To increase awareness, the programme has launched ‘info islands”, computer touch screen kiosks, supplemented with permanent poster displays and pamphlet dispensers in recreational environments. The kiosks’ multimedia content is available in Afrikaans, English, isiXhosa and isiZulu.

The company also rewards employees who have a zero absenteeism record by giving them a chance to win a motor vehicle if they have not missed a day at work for the year. Each month there is an opportunity to win a TV, video recorder or stove. This has resulted in a reduction in absenteeism from 4% to 2%.

Currently the company trains and supports African traditional healers in first-aid treatment and in dealing with sexually transmitted infections, symptoms of tuberculosis and HIV care and support. It also trains domestic workers and has funded five mobile clinics for ‘Trucking against Aids” projects.

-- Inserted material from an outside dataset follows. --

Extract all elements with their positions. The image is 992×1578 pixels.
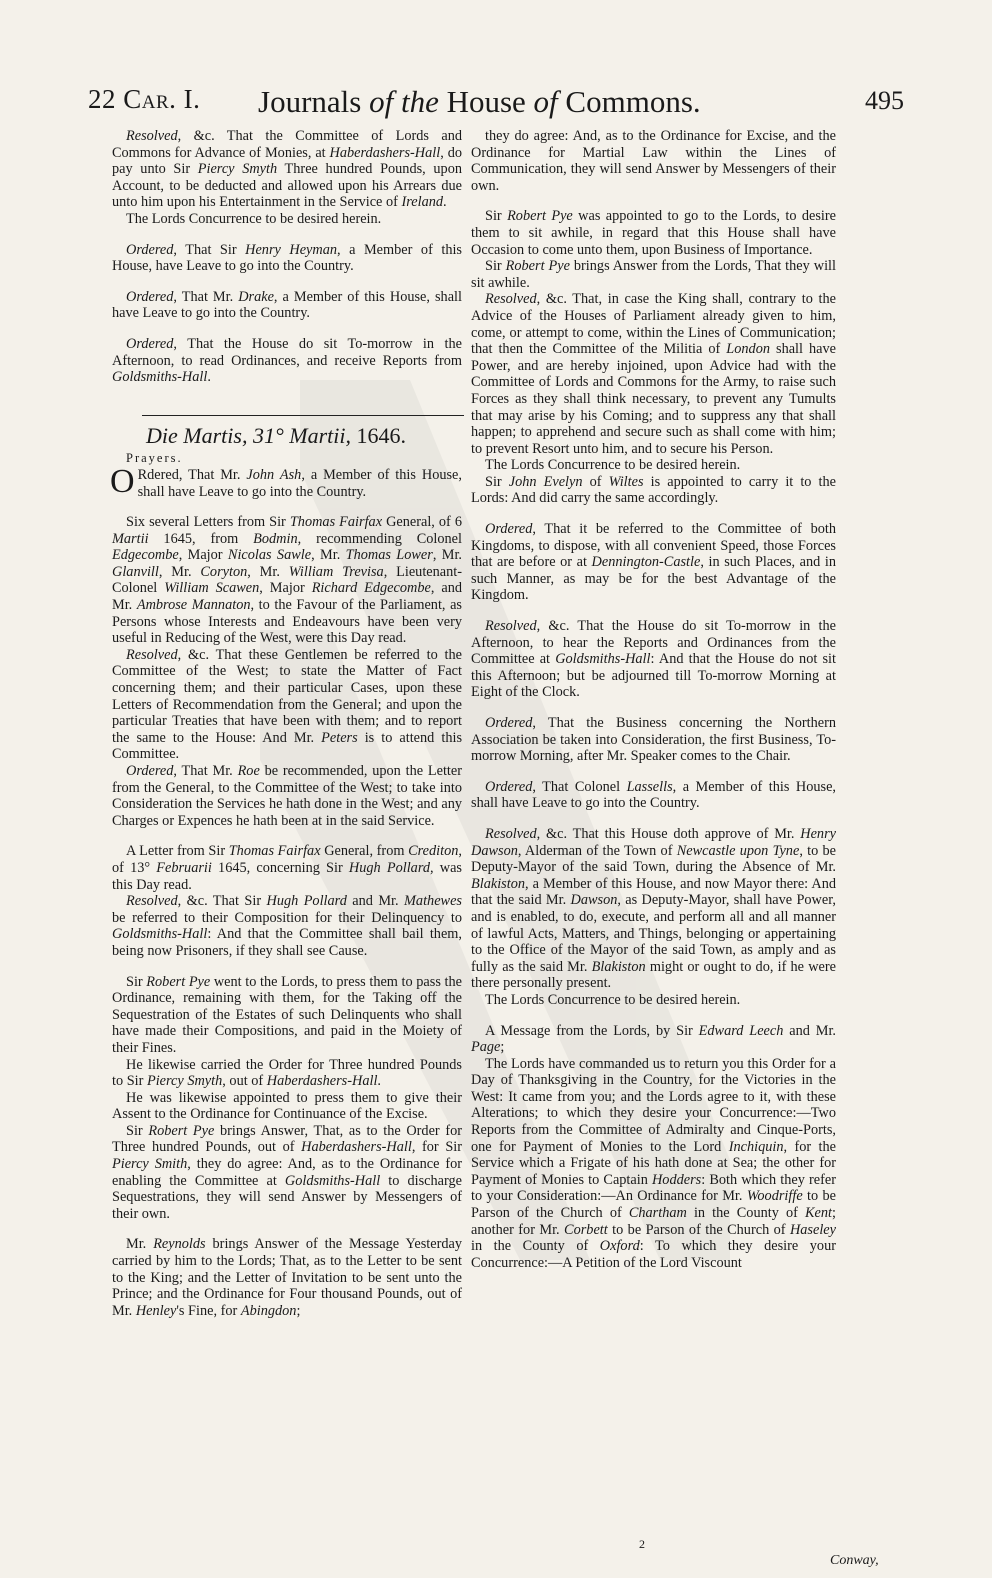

The peer educators work in mosques, churches, schools, social clubs and sports clubs.

Matyeshana says more advocacy is needed for people to ‘come out” and live openly with HIV. ‘We give them information about living positively with HIV and they take this information to the community.”

She says that DaimlerChrysler does not operate as an island, but has extended its programme to the community. ‘This programme is distinctive because we do not just focus on our employees, but the community as well.”

For instance, Matyeshana visits schools in the area to give talks on HIV/Aids, well aware that ‘these children are the future of the company”.